ContinuumIO / topik

A Topic Modeling toolbox
BSD 3-Clause "New" or "Revised" License
93 stars 24 forks source link

Identify desired plots / layout schemes #12

Open msarahan opened 8 years ago

msarahan commented 8 years ago

I'm assuming we'll prefer using Bokeh.

msarahan commented 8 years ago

Cluster visualization (this is LDAVis' strength)

Scaling is critical: number of docs. LDAVis limited in this regard.

Termite plot clusters need to be tied to output of clustering visualization!

LDA: similarity quotient is variable to play with. Highlights significant terms. Nice to have - not in high usage, but cute.

Desire: trending terms over time. Mocked up in Kibana, but Kibana has no route back to raw data. Want ability to go from cluster to raw data that contributed.

Stats to display:

Topic tagging/naming: user specified, but tracked through plotting by name instead of by topic index

gpfreitas commented 7 years ago

For some reason, I can't close this issue.

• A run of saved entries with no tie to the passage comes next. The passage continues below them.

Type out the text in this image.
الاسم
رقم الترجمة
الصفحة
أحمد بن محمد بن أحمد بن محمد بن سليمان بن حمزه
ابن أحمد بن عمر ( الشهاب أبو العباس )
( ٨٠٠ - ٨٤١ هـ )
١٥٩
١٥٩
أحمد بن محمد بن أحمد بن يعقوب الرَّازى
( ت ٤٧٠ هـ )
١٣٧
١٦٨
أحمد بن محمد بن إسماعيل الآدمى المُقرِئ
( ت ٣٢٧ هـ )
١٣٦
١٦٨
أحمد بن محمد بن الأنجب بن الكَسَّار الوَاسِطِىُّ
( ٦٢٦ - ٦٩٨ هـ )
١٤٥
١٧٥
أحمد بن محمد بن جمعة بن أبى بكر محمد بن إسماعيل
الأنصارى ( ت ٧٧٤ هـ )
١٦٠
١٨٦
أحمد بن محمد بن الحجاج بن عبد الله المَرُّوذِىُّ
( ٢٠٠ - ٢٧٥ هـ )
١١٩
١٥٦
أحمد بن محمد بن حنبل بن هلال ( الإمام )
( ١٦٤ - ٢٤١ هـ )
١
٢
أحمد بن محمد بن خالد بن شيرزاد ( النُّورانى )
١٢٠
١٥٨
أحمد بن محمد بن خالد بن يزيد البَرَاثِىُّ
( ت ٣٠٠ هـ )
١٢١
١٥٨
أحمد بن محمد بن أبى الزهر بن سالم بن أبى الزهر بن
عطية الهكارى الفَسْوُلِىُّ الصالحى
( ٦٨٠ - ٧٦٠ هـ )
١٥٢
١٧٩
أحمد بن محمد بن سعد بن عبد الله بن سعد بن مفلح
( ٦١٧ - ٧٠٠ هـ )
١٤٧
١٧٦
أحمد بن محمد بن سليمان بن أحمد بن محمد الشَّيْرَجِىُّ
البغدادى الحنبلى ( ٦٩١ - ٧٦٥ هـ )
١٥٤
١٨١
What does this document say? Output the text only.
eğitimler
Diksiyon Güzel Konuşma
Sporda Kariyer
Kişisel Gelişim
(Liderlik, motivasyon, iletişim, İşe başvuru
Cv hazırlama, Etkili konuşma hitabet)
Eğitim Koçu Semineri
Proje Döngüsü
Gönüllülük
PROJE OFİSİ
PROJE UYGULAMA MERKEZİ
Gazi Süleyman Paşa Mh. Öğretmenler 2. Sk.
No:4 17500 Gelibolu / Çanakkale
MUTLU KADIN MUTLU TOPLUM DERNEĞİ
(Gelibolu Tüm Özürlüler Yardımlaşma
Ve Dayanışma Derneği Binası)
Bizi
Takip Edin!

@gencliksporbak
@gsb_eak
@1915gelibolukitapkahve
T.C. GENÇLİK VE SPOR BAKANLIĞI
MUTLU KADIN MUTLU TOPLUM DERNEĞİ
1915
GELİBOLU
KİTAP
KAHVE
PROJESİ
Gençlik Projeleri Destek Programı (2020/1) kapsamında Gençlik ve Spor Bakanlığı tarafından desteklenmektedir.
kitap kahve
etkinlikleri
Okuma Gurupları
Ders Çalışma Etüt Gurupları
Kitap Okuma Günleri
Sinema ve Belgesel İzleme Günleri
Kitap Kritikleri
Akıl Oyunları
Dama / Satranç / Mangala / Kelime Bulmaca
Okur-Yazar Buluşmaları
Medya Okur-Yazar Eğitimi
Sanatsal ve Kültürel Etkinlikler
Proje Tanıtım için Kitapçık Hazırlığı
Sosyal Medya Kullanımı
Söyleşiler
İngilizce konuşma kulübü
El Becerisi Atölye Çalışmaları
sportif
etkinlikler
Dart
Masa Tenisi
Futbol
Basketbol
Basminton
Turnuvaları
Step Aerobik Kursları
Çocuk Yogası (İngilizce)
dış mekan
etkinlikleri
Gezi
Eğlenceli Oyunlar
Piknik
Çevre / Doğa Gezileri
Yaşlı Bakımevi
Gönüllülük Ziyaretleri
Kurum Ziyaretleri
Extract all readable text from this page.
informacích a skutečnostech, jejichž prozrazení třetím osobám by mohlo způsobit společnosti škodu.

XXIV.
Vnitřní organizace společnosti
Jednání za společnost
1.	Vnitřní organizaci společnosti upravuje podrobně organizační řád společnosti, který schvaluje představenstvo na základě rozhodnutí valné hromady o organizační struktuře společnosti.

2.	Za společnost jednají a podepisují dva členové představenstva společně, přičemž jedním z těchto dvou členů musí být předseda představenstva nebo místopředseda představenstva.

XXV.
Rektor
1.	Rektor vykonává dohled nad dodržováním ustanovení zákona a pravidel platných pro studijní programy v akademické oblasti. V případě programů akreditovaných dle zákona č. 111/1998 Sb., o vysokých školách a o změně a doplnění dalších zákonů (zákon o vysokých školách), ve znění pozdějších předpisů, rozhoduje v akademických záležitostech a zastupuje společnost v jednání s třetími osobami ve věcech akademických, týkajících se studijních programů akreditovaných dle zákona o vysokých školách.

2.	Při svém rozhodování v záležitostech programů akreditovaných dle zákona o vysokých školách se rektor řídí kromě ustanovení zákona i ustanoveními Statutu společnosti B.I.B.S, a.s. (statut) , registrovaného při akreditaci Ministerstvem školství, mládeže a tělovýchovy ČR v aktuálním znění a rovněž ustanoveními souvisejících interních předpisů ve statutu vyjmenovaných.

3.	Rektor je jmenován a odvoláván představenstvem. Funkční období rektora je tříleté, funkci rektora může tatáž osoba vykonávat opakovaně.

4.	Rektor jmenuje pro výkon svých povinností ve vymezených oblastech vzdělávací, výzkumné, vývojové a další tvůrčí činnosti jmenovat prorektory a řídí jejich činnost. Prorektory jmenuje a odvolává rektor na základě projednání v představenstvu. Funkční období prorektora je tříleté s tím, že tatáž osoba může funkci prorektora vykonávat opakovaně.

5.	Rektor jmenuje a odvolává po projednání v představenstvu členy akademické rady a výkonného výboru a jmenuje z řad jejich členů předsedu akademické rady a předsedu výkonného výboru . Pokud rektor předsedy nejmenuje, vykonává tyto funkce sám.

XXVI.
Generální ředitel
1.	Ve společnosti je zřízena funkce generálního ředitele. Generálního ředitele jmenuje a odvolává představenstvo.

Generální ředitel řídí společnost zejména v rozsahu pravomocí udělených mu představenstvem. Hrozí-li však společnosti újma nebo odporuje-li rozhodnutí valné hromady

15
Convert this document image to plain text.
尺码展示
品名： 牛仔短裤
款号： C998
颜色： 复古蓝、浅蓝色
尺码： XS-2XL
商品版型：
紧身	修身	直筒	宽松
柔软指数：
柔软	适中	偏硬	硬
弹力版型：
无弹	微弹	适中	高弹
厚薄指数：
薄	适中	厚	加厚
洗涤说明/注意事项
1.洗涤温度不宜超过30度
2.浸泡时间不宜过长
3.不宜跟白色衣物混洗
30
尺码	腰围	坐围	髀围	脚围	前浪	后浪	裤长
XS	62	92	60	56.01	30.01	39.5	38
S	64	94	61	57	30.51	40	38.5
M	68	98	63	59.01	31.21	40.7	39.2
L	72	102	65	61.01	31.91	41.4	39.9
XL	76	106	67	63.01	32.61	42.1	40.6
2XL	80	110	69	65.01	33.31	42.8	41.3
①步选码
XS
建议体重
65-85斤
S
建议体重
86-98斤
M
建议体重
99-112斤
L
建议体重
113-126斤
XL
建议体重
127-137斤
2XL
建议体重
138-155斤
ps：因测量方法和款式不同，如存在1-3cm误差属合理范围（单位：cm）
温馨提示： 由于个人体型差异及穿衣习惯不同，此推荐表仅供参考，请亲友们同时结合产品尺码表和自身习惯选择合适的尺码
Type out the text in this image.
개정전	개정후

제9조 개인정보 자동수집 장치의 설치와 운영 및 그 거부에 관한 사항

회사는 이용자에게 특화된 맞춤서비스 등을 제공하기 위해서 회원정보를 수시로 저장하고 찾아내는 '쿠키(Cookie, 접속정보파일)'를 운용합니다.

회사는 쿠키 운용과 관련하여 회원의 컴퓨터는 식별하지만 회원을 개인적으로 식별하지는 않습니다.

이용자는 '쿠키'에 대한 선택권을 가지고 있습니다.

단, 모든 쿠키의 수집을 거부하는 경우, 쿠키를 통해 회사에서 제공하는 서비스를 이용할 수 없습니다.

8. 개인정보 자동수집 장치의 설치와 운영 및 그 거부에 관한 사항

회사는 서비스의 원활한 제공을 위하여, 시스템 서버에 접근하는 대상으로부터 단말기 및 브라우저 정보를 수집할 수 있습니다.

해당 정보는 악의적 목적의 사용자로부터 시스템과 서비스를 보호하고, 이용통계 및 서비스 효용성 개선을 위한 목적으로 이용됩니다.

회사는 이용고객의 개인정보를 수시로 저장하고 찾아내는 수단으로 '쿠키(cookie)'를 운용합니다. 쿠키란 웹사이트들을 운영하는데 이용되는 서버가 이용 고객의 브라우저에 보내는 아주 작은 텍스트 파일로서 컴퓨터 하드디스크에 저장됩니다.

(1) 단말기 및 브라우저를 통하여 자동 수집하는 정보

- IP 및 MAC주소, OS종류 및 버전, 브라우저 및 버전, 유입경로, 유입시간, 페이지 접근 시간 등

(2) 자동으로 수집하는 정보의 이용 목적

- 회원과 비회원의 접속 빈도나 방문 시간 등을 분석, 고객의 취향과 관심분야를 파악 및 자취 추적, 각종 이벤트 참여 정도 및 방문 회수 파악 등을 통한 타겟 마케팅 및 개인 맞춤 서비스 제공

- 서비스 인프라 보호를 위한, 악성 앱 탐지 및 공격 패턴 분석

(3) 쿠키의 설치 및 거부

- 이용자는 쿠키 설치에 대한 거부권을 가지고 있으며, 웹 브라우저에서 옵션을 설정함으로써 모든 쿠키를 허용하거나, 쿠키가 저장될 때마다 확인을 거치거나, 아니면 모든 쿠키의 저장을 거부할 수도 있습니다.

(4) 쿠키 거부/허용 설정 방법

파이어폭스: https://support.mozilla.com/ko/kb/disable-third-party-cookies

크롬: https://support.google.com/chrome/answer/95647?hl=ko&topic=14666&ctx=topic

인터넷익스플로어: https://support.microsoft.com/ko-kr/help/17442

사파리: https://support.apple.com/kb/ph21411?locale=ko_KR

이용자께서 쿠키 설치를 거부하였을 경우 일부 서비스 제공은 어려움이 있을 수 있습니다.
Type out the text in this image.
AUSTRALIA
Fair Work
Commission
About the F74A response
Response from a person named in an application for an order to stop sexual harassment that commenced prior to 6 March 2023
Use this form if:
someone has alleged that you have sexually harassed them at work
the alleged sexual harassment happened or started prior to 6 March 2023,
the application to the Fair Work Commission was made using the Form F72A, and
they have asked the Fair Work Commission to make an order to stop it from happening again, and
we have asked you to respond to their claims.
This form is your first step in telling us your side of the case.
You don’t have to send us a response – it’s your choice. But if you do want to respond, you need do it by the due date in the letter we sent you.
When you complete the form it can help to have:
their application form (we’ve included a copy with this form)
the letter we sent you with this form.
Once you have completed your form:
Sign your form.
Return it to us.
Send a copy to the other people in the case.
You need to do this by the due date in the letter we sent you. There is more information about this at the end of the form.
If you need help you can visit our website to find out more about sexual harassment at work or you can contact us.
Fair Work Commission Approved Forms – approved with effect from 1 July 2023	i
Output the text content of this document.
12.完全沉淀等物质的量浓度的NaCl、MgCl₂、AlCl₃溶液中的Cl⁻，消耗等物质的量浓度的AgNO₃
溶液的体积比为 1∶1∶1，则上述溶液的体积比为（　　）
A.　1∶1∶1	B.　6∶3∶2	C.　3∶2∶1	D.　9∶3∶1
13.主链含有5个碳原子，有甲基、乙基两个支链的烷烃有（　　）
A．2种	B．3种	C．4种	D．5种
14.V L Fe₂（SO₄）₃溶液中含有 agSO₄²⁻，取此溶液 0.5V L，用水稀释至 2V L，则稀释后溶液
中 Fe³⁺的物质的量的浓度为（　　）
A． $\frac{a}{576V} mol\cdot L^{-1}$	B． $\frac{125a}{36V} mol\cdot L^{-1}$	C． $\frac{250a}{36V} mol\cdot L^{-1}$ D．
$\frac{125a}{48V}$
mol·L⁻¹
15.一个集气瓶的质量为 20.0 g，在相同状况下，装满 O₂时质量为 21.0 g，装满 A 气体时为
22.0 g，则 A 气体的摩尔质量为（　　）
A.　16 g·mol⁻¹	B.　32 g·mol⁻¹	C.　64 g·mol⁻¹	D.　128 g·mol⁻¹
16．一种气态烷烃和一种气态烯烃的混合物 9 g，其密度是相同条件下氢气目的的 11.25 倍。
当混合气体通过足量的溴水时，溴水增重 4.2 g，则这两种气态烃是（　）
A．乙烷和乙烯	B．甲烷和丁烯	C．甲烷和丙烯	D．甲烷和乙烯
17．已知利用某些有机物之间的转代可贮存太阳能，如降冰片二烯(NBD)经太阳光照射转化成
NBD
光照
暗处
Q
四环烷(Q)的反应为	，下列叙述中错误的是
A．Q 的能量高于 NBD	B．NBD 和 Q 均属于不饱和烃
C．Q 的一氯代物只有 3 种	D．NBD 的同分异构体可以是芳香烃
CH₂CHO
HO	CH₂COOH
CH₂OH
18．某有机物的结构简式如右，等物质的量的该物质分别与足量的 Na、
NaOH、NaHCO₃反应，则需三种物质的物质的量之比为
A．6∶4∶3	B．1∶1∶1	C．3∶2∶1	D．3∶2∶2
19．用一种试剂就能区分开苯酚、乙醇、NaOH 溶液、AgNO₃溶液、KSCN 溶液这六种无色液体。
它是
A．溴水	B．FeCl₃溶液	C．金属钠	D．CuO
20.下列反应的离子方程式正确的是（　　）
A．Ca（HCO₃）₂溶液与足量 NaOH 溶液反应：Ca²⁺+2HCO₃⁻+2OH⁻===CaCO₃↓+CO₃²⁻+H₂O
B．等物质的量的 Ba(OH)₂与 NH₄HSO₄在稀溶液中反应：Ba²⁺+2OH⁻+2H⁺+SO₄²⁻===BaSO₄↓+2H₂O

@msarahan , can you close it? Trying to cleanup my "assigned issues".

gpfreitas commented 7 years ago

Maybe we should just disable the issues in the "Settings" of the repo altogether. I did that with another old project repo, and it worked great (issues were preserved after I re-enabled them as a test... But I'm not sure GH doesn't erase them after a while. I'd be surprised, but if it's important, we should check.)